Scud missiles moving: Syrian soldiers take Scud missiles out of strike zone
Scud missiles: Reuters reports that Assad's soldiers are removing Scud missiles from a base north of the capital, to avoid being targeted by Western military forces.
President Bashar al-Assad's forces have removed several Scud missiles and dozens of launchers from a base north of Damascus, possibly to protect the weapons from a Western attack, opposition sources told Reuters on Thursday.
The move from the position in the foothills of the Qalamoun mountains, one of Syria's most heavily militarised districts, appears part of a precautionary but limited redeployment of armaments in areas of central Syria still held by Assad's forces, diplomats based in the Middle East told Reuters.
They said rebel raids and fighting near key roads had blocked a wider evacuation of the hundreds of security and army bases that dot the country of 22 million, where Assad's late father imposed his autocratic dynasty four decades ago.
With US air strikes looming in response to poison gas attacks last week on rebel-held Damascus suburbs, some of the formations on the move are accused by Assad's opponents of firing the chemical weapons. The Syrian government blames rebels for releasing gas but Western powers hold Assad responsible.
At the headquarters of the army's 155th Brigade, a missile unit whose base sprawls along the western edge of Syria's main highway running north from the capital to Homs, rebel scouts saw dozens mobile Scud launchers pulling out early on Thursday.
Rebel military sources said spotters saw missiles draped in tarpaulins on the launchers, as well as trailer trucks carrying other rockets and equipment.

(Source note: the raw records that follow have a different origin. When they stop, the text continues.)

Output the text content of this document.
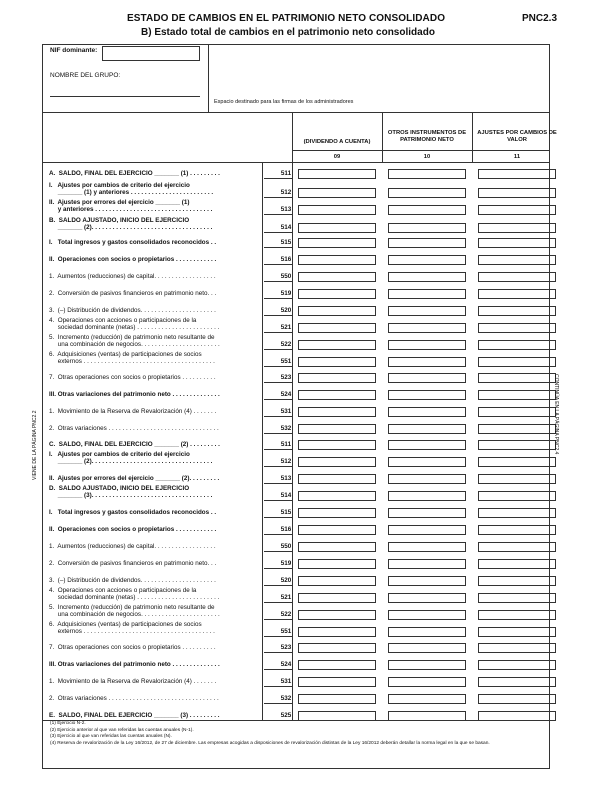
ESTADO DE CAMBIOS EN EL PATRIMONIO NETO CONSOLIDADO
B) Estado total de cambios en el patrimonio neto consolidado
PNC2.3
NIF dominante:
NOMBRE DEL GRUPO:
Espacio destinado para las firmas de los administradores
(DIVIDENDO A CUENTA)
09
OTROS INSTRUMENTOS DE PATRIMONIO NETO
10
AJUSTES POR CAMBIOS DE VALOR
11
A.  SALDO, FINAL DEL EJERCICIO _______ (1) . . . . . . . . .	511
I.   Ajustes por cambios de criterio del ejercicio
_______ (1) y anteriores . . . . . . . . . . . . . . . . . . . . . . . .	512
II.  Ajustes por errores del ejercicio _______ (1)
y anteriores . . . . . . . . . . . . . . . . . . . . . . . . . . . . . . . . . .	513
B.  SALDO AJUSTADO, INICIO DEL EJERCICIO
_______ (2). . . . . . . . . . . . . . . . . . . . . . . . . . . . . . . . . . .	514
I.   Total ingresos y gastos consolidados reconocidos . .	515
II.  Operaciones con socios o propietarios . . . . . . . . . . . .	516
1.  Aumentos (reducciones) de capital. . . . . . . . . . . . . . . . . .	550
2.  Conversión de pasivos financieros en patrimonio neto. . .	519
3.  (–) Distribución de dividendos. . . . . . . . . . . . . . . . . . . . . .	520
4.  Operaciones con acciones o participaciones de la
sociedad dominante (netas) . . . . . . . . . . . . . . . . . . . . . . . .	521
5.  Incremento (reducción) de patrimonio neto resultante de
una combinación de negocios. . . . . . . . . . . . . . . . . . . . . . .	522
6.  Adquisiciones (ventas) de participaciones de socios
externos . . . . . . . . . . . . . . . . . . . . . . . . . . . . . . . . . . . . . .	551
7.  Otras operaciones con socios o propietarios . . . . . . . . . .	523
III. Otras variaciones del patrimonio neto . . . . . . . . . . . . . .	524
1.  Movimiento de la Reserva de Revalorización (4) . . . . . . .	531
2.  Otras variaciones . . . . . . . . . . . . . . . . . . . . . . . . . . . . . . . .	532
C.  SALDO, FINAL DEL EJERCICIO _______ (2) . . . . . . . . .	511
I.   Ajustes por cambios de criterio del ejercicio
_______ (2). . . . . . . . . . . . . . . . . . . . . . . . . . . . . . . . . . .	512
II.  Ajustes por errores del ejercicio _______ (2). . . . . . . . .	513
D.  SALDO AJUSTADO, INICIO DEL EJERCICIO
_______ (3). . . . . . . . . . . . . . . . . . . . . . . . . . . . . . . . . . .	514
I.   Total ingresos y gastos consolidados reconocidos . .	515
II.  Operaciones con socios o propietarios . . . . . . . . . . . .	516
1.  Aumentos (reducciones) de capital. . . . . . . . . . . . . . . . . .	550
2.  Conversión de pasivos financieros en patrimonio neto. . .	519
3.  (–) Distribución de dividendos. . . . . . . . . . . . . . . . . . . . . .	520
4.  Operaciones con acciones o participaciones de la
sociedad dominante (netas) . . . . . . . . . . . . . . . . . . . . . . . .	521
5.  Incremento (reducción) de patrimonio neto resultante de
una combinación de negocios. . . . . . . . . . . . . . . . . . . . . . .	522
6.  Adquisiciones (ventas) de participaciones de socios
externos . . . . . . . . . . . . . . . . . . . . . . . . . . . . . . . . . . . . . .	551
7.  Otras operaciones con socios o propietarios . . . . . . . . . .	523
III. Otras variaciones del patrimonio neto . . . . . . . . . . . . . .	524
1.  Movimiento de la Reserva de Revalorización (4) . . . . . . .	531
2.  Otras variaciones . . . . . . . . . . . . . . . . . . . . . . . . . . . . . . . .	532
E.  SALDO, FINAL DEL EJERCICIO _______ (3) . . . . . . . . .	525
VIENE DE LA PÁGINA PNC2.2	CONTINÚA EN LA PÁGINA PNC2.4
(1) Ejercicio N-2.
(2) Ejercicio anterior al que van referidas las cuentas anuales (N-1).
(3) Ejercicio al que van referidas las cuentas anuales (N).
(4) Reserva de revalorización de la Ley 16/2012, de 27 de diciembre. Las empresas acogidas a disposiciones de revalorización distintas de la Ley 16/2012 deberán detallar la norma legal en la que se basan.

More than two dozen Scuds – 35-foot long ballistic missiles with ranges of over 200 miles – were fired from the base in the Qalamoun area this year, some of which hit even Aleppo in the far north.

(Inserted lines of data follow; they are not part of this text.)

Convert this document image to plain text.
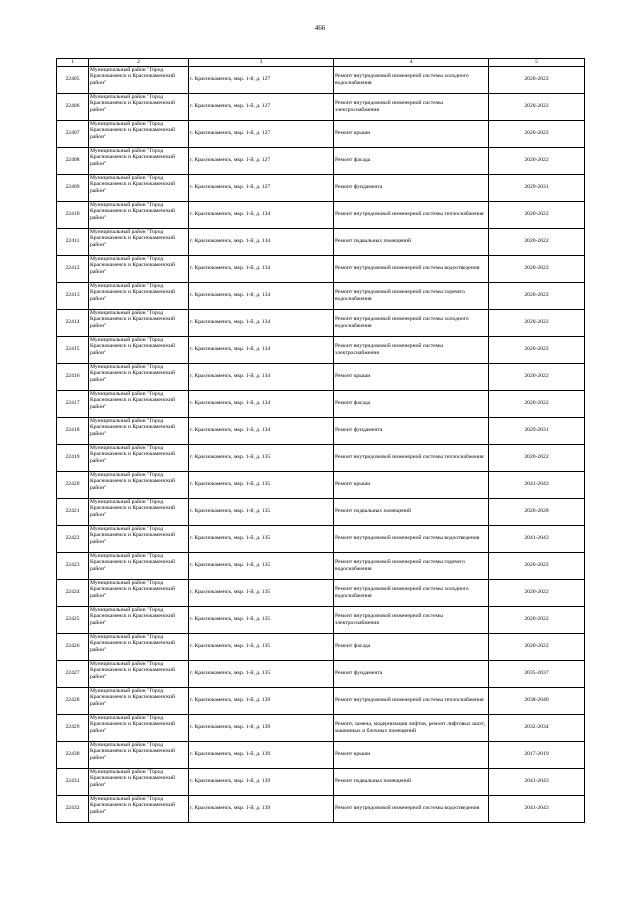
466
1	2	3	4	5
22405	Муниципальный район "Город Краснокаменск и Краснокаменский район"	г. Краснокаменск, мкр. 1-й, д. 127	Ремонт внутридомовой инженерной системы холодного водоснабжения	2020-2022
22406	Муниципальный район "Город Краснокаменск и Краснокаменский район"	г. Краснокаменск, мкр. 1-й, д. 127	Ремонт внутридомовой инженерной системы электроснабжения	2020-2022
22407	Муниципальный район "Город Краснокаменск и Краснокаменский район"	г. Краснокаменск, мкр. 1-й, д. 127	Ремонт крыши	2020-2022
22408	Муниципальный район "Город Краснокаменск и Краснокаменский район"	г. Краснокаменск, мкр. 1-й, д. 127	Ремонт фасада	2020-2022
22409	Муниципальный район "Город Краснокаменск и Краснокаменский район"	г. Краснокаменск, мкр. 1-й, д. 127	Ремонт фундамента	2029-2031
22410	Муниципальный район "Город Краснокаменск и Краснокаменский район"	г. Краснокаменск, мкр. 1-й, д. 134	Ремонт внутридомовой инженерной системы теплоснабжения	2020-2022
22411	Муниципальный район "Город Краснокаменск и Краснокаменский район"	г. Краснокаменск, мкр. 1-й, д. 134	Ремонт подвальных помещений	2020-2022
22412	Муниципальный район "Город Краснокаменск и Краснокаменский район"	г. Краснокаменск, мкр. 1-й, д. 134	Ремонт внутридомовой инженерной системы водоотведения	2020-2022
22413	Муниципальный район "Город Краснокаменск и Краснокаменский район"	г. Краснокаменск, мкр. 1-й, д. 134	Ремонт внутридомовой инженерной системы горячего водоснабжения	2020-2022
22414	Муниципальный район "Город Краснокаменск и Краснокаменский район"	г. Краснокаменск, мкр. 1-й, д. 134	Ремонт внутридомовой инженерной системы холодного водоснабжения	2020-2022
22415	Муниципальный район "Город Краснокаменск и Краснокаменский район"	г. Краснокаменск, мкр. 1-й, д. 134	Ремонт внутридомовой инженерной системы электроснабжения	2020-2022
22416	Муниципальный район "Город Краснокаменск и Краснокаменский район"	г. Краснокаменск, мкр. 1-й, д. 134	Ремонт крыши	2020-2022
22417	Муниципальный район "Город Краснокаменск и Краснокаменский район"	г. Краснокаменск, мкр. 1-й, д. 134	Ремонт фасада	2020-2022
22418	Муниципальный район "Город Краснокаменск и Краснокаменский район"	г. Краснокаменск, мкр. 1-й, д. 134	Ремонт фундамента	2029-2031
22419	Муниципальный район "Город Краснокаменск и Краснокаменский район"	г. Краснокаменск, мкр. 1-й, д. 135	Ремонт внутридомовой инженерной системы теплоснабжения	2020-2022
22420	Муниципальный район "Город Краснокаменск и Краснокаменский район"	г. Краснокаменск, мкр. 1-й, д. 135	Ремонт крыши	2041-2043
22421	Муниципальный район "Город Краснокаменск и Краснокаменский район"	г. Краснокаменск, мкр. 1-й, д. 135	Ремонт подвальных помещений	2026-2028
22422	Муниципальный район "Город Краснокаменск и Краснокаменский район"	г. Краснокаменск, мкр. 1-й, д. 135	Ремонт внутридомовой инженерной системы водоотведения	2041-2043
22423	Муниципальный район "Город Краснокаменск и Краснокаменский район"	г. Краснокаменск, мкр. 1-й, д. 135	Ремонт внутридомовой инженерной системы горячего водоснабжения	2020-2022
22424	Муниципальный район "Город Краснокаменск и Краснокаменский район"	г. Краснокаменск, мкр. 1-й, д. 135	Ремонт внутридомовой инженерной системы холодного водоснабжения	2020-2022
22425	Муниципальный район "Город Краснокаменск и Краснокаменский район"	г. Краснокаменск, мкр. 1-й, д. 135	Ремонт внутридомовой инженерной системы электроснабжения	2020-2022
22426	Муниципальный район "Город Краснокаменск и Краснокаменский район"	г. Краснокаменск, мкр. 1-й, д. 135	Ремонт фасада	2020-2022
22427	Муниципальный район "Город Краснокаменск и Краснокаменский район"	г. Краснокаменск, мкр. 1-й, д. 135	Ремонт фундамента	2035-2037
22428	Муниципальный район "Город Краснокаменск и Краснокаменский район"	г. Краснокаменск, мкр. 1-й, д. 139	Ремонт внутридомовой инженерной системы теплоснабжения	2038-2040
22429	Муниципальный район "Город Краснокаменск и Краснокаменский район"	г. Краснокаменск, мкр. 1-й, д. 139	Ремонт, замена, модернизация лифтов, ремонт лифтовых шахт, машинных и блочных помещений	2032-2034
22430	Муниципальный район "Город Краснокаменск и Краснокаменский район"	г. Краснокаменск, мкр. 1-й, д. 139	Ремонт крыши	2017-2019
22431	Муниципальный район "Город Краснокаменск и Краснокаменский район"	г. Краснокаменск, мкр. 1-й, д. 139	Ремонт подвальных помещений	2041-2043
22432	Муниципальный район "Город Краснокаменск и Краснокаменский район"	г. Краснокаменск, мкр. 1-й, д. 139	Ремонт внутридомовой инженерной системы водоотведения	2041-2043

The base was among a list of suggested targets presented by the rebel Syrian National Coalition to Western envoys in Istanbul earlier this week, opposition sources said. Scud units, of Soviet or North Korean manufacture, are designed to be mobile and so could still be set up quickly to fire from new positions.

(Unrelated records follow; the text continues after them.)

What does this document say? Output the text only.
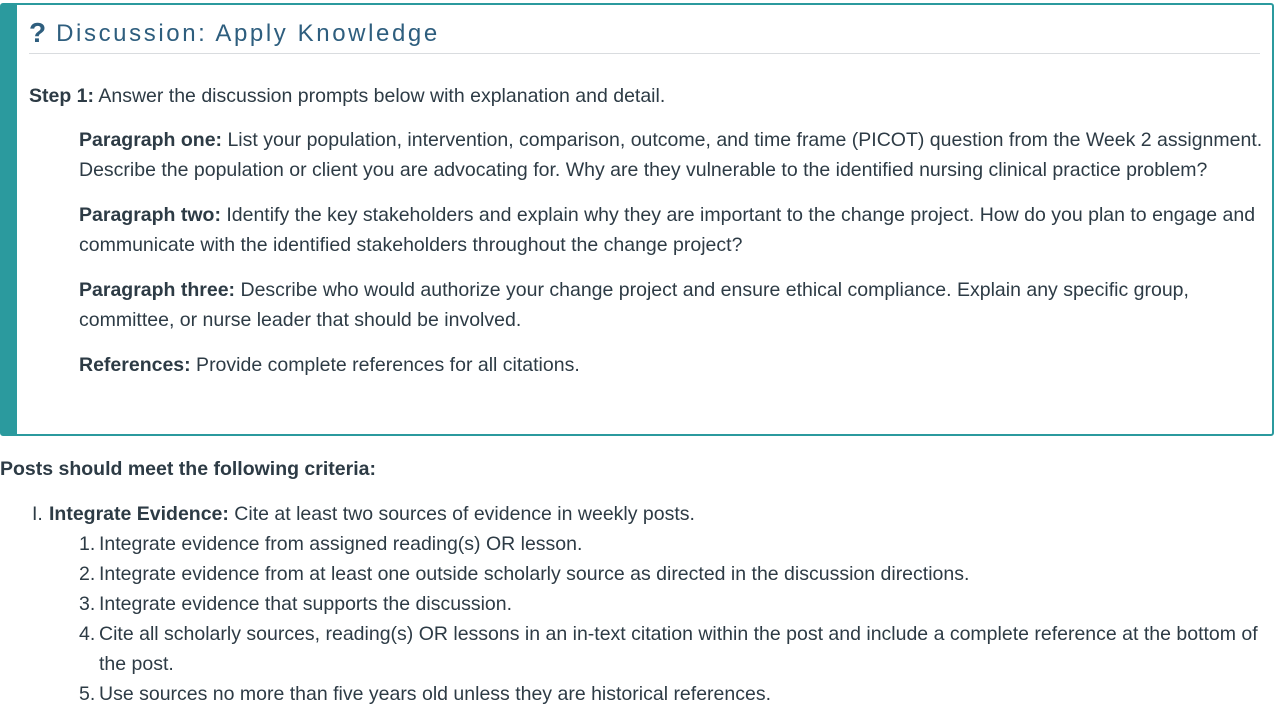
? Discussion: Apply Knowledge
Step 1: Answer the discussion prompts below with explanation and detail.

Paragraph one: List your population, intervention, comparison, outcome, and time frame (PICOT) question from the Week 2 assignment. Describe the population or client you are advocating for. Why are they vulnerable to the identified nursing clinical practice problem?

Paragraph two: Identify the key stakeholders and explain why they are important to the change project. How do you plan to engage and communicate with the identified stakeholders throughout the change project?

Paragraph three: Describe who would authorize your change project and ensure ethical compliance. Explain any specific group, committee, or nurse leader that should be involved.

References: Provide complete references for all citations.

Posts should meet the following criteria:
I. Integrate Evidence: Cite at least two sources of evidence in weekly posts.
1. Integrate evidence from assigned reading(s) OR lesson.
2. Integrate evidence from at least one outside scholarly source as directed in the discussion directions.
3. Integrate evidence that supports the discussion.
4. Cite all scholarly sources, reading(s) OR lessons in an in-text citation within the post and include a complete reference at the bottom of the post.
5. Use sources no more than five years old unless they are historical references.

Syrian military authorities do not discuss troop movements publicly. No government spokesman was available for comment.
Missiles and troops gone
Assad's forces appeared already by Wednesday to have evacuated most personnel from army and security command headquarters in central Damascus, residents and opposition sources in the capital said.
In the Qalamoun area, an activist calling himself Amer al-Qalamouni told Reuters by telephone: "Most of the personnel in the base appear to have left."
He added that trailer trucks loaded with military equipment were also seen on the Damascus ring road to the south: "Either the hardware is being transported to be stored elsewhere or it will remain constantly on the move to avoid being hit," he said.
Captain Firas Bitar of the Tahriri al-Sham rebel force, who is from the Qalamoun area but is based in a Damascus suburb, said two other missile units based near the 155th in the districts of Qutaifa and Nasiriya were also moving rockets out.
He said they could be move northwest to loyalist strongholds near Homs or further into the coastal mountain heartland of Assad's minority Alawite sect.
Opposition sources also suspected the evacuation of another missile unit based in Sahya, just south of Damascus.
"The Sahya barracks have been hitting the southern suburbs with rockets and artillery non-stop," said rebel commander Abu Ayham of the Ansar al-Islam brigade. "Since yesterday, nothing has been fired from the camp, suggesting it has been emptied."